If something looks wrong
Many rows skipped
Your export may use uncommon column headers, or rows may be empty. Try another format (for example JSON instead of CSV, or .1pux instead of CSV for 1Password). Generic login-style JSON arrays are also supported for simple datasets.
“Vault locked” error
Unlock Zen Passwords, then run import again.
Free tier and archived items
If the completion message mentions items archived because of the active-item limit, that is the app protecting you from silent data loss. Archive what you do not need daily, or upgrade to Zen Premium for unlimited active items, then unarchive what matters.
Zen Passwords encrypted backups
If you already have a Zen Passwords encrypted backup file, you can merge it from the same import flow.
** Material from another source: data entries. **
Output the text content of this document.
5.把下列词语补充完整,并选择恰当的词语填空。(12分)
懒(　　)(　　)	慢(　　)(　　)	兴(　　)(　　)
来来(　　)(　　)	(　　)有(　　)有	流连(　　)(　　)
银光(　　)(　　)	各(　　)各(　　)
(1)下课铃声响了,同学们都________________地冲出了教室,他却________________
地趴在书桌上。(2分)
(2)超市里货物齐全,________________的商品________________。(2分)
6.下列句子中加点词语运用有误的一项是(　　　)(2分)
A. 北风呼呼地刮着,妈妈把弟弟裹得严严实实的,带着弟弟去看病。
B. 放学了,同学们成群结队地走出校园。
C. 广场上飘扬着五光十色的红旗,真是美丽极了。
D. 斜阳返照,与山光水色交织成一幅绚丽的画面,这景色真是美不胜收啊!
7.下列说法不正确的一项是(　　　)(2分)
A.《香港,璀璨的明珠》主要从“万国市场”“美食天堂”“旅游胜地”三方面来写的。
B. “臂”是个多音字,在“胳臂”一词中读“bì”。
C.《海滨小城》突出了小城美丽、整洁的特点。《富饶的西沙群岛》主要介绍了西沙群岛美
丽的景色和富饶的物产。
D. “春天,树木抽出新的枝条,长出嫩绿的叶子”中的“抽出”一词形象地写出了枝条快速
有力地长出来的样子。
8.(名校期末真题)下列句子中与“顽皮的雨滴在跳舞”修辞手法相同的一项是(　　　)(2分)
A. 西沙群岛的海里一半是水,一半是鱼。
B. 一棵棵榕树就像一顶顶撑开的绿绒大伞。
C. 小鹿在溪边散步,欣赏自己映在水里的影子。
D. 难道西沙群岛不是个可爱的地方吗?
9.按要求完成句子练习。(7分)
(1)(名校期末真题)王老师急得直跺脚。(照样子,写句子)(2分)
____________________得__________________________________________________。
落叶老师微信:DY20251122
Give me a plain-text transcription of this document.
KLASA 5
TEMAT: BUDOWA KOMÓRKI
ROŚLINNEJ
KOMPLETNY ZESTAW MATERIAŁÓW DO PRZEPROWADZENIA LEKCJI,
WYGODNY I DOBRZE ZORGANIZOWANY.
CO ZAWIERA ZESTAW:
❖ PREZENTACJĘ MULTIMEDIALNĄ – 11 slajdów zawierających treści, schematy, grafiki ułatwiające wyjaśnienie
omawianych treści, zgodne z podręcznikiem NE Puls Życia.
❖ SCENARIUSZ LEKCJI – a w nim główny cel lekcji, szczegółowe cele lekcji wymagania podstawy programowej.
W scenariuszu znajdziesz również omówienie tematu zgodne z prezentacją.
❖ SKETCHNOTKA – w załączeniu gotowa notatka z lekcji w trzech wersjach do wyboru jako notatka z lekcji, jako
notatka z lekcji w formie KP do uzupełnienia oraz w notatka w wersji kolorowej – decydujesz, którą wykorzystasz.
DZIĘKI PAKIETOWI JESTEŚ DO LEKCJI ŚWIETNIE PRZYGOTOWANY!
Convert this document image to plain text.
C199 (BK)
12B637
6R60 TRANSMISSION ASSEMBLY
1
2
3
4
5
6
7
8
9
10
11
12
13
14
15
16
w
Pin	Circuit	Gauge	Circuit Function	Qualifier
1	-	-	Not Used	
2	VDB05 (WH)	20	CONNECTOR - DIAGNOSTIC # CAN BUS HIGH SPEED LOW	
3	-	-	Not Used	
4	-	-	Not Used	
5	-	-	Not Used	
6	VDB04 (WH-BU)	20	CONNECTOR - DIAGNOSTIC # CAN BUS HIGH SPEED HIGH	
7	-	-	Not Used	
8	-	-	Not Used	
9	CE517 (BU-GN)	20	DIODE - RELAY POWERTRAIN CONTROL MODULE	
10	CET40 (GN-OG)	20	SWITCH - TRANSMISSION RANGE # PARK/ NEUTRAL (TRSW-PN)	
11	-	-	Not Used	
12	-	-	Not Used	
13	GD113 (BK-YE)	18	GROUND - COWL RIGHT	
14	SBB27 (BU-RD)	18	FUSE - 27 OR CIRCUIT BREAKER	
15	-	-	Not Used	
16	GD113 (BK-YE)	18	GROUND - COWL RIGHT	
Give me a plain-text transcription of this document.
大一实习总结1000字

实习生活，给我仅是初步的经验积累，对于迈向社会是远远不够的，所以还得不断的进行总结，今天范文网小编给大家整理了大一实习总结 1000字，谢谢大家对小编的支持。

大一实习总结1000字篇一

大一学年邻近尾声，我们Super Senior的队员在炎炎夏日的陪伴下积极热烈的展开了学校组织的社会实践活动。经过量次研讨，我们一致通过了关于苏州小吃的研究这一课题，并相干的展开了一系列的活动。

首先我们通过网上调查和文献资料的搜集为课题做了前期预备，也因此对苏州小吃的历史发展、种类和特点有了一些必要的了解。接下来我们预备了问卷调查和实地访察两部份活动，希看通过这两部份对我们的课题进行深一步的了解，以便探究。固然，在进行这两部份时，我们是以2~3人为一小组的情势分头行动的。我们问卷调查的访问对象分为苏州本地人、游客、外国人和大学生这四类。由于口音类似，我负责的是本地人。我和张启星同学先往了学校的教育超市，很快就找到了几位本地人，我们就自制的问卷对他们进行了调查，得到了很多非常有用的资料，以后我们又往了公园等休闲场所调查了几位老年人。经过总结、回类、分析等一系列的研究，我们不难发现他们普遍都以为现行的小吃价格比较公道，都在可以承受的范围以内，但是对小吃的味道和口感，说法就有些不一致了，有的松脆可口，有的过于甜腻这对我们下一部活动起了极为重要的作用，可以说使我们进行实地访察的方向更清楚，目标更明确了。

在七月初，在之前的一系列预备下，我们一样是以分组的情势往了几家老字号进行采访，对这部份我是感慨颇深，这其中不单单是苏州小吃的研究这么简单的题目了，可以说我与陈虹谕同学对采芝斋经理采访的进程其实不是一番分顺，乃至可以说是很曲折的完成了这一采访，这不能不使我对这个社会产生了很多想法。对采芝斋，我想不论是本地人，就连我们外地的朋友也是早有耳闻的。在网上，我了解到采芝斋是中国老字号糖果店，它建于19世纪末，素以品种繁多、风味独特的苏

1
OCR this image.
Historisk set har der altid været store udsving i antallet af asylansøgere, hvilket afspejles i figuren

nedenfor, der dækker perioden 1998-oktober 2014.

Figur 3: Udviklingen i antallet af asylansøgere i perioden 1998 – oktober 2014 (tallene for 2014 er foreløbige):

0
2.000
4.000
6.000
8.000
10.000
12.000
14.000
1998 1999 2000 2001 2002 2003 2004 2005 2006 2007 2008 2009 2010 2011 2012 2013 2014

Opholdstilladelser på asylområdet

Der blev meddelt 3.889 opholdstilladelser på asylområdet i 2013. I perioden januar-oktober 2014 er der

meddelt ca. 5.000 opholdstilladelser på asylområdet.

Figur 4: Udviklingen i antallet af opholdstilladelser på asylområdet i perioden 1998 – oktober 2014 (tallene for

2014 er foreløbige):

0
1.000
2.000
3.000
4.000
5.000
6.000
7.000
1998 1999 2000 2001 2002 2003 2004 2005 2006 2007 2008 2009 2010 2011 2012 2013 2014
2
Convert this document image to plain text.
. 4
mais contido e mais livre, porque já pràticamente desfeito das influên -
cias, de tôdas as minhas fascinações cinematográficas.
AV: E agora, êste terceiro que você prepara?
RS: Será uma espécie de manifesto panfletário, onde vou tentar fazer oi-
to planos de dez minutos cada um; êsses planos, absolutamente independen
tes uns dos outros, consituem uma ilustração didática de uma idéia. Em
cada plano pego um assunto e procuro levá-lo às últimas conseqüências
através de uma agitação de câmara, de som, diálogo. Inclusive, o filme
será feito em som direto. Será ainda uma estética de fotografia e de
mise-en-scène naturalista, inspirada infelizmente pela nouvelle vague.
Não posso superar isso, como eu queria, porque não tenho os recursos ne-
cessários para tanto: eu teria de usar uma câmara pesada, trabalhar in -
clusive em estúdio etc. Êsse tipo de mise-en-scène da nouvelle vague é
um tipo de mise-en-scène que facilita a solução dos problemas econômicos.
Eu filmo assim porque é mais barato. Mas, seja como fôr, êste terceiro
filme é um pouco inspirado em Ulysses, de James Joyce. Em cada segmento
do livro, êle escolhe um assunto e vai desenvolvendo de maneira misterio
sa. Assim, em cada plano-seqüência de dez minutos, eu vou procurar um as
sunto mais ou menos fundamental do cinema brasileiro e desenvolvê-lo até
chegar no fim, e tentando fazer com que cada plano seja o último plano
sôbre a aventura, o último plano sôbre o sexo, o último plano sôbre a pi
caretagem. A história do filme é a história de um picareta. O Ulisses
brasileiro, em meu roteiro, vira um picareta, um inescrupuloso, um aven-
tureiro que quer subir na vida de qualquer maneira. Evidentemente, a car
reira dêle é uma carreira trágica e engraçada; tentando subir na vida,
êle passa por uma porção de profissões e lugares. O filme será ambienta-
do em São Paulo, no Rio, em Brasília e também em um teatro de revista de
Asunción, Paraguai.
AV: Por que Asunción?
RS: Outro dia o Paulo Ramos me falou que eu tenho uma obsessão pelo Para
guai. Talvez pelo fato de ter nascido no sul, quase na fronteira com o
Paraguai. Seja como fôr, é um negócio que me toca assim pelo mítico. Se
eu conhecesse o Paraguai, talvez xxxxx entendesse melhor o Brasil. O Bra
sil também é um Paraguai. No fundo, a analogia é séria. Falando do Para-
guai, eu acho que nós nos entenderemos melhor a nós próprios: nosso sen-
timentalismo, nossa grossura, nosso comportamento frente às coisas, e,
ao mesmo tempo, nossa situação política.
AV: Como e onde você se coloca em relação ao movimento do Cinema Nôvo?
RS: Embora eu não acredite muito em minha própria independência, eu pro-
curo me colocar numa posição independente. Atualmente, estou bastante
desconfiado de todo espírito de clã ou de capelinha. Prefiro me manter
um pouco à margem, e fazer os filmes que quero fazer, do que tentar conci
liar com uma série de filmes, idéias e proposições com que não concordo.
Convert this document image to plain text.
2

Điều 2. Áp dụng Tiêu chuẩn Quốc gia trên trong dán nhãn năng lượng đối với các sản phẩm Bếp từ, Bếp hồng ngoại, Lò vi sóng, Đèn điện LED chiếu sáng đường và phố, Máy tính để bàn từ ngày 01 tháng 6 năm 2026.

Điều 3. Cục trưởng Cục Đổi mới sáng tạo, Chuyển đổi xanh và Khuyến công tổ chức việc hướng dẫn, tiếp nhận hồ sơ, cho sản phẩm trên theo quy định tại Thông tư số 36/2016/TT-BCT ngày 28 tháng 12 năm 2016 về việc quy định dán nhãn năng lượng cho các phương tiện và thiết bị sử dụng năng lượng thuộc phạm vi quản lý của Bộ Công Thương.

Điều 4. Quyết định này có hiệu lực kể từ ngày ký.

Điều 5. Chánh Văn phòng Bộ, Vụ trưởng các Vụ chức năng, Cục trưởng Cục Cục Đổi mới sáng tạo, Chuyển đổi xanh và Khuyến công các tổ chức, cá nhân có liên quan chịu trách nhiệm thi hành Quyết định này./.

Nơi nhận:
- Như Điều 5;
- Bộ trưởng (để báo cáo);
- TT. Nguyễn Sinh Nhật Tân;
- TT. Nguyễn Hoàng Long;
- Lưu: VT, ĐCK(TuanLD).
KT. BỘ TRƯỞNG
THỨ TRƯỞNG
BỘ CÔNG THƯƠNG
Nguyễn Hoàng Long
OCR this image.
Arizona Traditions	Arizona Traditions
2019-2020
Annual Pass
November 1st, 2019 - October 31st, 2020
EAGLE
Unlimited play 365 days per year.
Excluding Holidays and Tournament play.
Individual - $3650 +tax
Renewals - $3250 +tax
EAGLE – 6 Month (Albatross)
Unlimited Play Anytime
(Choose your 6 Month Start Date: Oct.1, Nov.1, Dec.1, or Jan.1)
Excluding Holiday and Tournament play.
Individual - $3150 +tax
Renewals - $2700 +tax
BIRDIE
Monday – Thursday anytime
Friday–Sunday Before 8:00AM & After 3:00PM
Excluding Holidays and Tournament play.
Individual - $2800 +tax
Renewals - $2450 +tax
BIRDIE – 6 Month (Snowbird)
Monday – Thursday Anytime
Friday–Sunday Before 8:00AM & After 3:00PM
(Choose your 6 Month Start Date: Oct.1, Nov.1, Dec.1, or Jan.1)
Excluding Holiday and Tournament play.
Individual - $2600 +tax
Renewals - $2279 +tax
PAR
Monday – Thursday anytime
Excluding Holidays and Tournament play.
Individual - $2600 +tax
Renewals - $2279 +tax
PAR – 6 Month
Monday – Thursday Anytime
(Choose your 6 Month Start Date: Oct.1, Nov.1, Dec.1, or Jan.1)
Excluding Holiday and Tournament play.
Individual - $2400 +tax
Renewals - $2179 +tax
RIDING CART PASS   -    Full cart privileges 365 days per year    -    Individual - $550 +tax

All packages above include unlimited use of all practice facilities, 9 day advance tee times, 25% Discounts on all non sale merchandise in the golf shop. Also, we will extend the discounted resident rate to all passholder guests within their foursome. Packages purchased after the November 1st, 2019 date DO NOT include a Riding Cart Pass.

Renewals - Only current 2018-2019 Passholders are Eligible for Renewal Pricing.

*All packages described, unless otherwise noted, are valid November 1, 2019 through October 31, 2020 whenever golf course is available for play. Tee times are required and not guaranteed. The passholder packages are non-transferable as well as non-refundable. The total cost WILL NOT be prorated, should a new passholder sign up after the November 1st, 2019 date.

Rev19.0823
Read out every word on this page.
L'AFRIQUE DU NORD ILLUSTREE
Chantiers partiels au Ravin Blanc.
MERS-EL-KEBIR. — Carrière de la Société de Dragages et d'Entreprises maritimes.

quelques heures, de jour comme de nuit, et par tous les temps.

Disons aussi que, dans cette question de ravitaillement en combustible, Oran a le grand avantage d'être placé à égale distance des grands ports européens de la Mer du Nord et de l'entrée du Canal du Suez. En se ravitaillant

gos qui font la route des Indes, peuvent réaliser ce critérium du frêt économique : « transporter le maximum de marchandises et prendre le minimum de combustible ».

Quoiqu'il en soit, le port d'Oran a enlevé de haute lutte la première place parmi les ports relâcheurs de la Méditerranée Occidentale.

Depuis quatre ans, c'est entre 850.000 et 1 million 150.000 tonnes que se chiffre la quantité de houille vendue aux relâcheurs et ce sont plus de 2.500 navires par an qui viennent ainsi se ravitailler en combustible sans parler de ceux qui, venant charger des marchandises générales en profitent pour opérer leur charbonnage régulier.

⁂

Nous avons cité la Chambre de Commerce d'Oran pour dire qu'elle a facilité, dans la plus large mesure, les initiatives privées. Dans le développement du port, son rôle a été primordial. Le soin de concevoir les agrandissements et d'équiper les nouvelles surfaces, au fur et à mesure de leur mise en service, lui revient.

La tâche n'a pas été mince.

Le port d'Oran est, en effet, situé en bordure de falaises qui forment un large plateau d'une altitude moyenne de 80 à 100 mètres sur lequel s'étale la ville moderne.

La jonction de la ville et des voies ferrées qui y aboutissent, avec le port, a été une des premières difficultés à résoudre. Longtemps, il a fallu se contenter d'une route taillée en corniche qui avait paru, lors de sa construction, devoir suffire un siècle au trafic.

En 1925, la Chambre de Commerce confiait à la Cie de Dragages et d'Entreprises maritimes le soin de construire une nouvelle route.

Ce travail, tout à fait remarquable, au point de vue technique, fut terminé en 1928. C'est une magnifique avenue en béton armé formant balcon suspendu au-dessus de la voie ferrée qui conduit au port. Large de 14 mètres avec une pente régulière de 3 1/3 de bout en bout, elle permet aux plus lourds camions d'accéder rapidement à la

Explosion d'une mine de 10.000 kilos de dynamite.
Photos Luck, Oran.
That path is separate from 1Password or Bitwarden; it is for restoring or combining your own Zen exports.
Sync and sanity checks after import
- Optional iCloud sync. If you use iCloud, encrypted vault data can sync through your private CloudKit database tied to your Apple ID. Turn sync on only when you understand which Apple ID is active on each device. You can import on one device first, verify, then enable sync so other devices receive encrypted copies.
- Password health. Zen Passwords can analyze reuse and similar patterns on your device after import. Use it as a checklist for updating weak or duplicated passwords over time, not as a reason to panic on day one.
- Clipboard habits. After copying passwords during cleanup, consider enabling auto-clear clipboard in Settings so pasted secrets do not linger.
Mental model: what Zen Passwords is doing
- Imports are parsed and encrypted on device.
- Your master password is not sent to us to make import work.
- Preview tells you what we think we understood before you commit.
- The app is honest about skipped rows and free-tier archiving so you are not guessing.
You do not need a perfect export on the first try. You need a verified one: preview looks reasonable, import completes, and you confirm a handful of critical logins. Everything else is housekeeping.
Quick reference
Formats highlighted in-app
| Source | Formats Zen Passwords highlights in-app |
|---|---|
| 1Password | .1pux, CSV, JSON (accounts export) |
| Bitwarden | JSON, CSV |
In the app: Settings or Home import → choose source → pick file → preview → import → read the summary.
Zen Passwords is available for iPhone, iPad, and Mac. Features and limits evolve; always trust the in-app labels and your latest App Store description for caps and Premium details.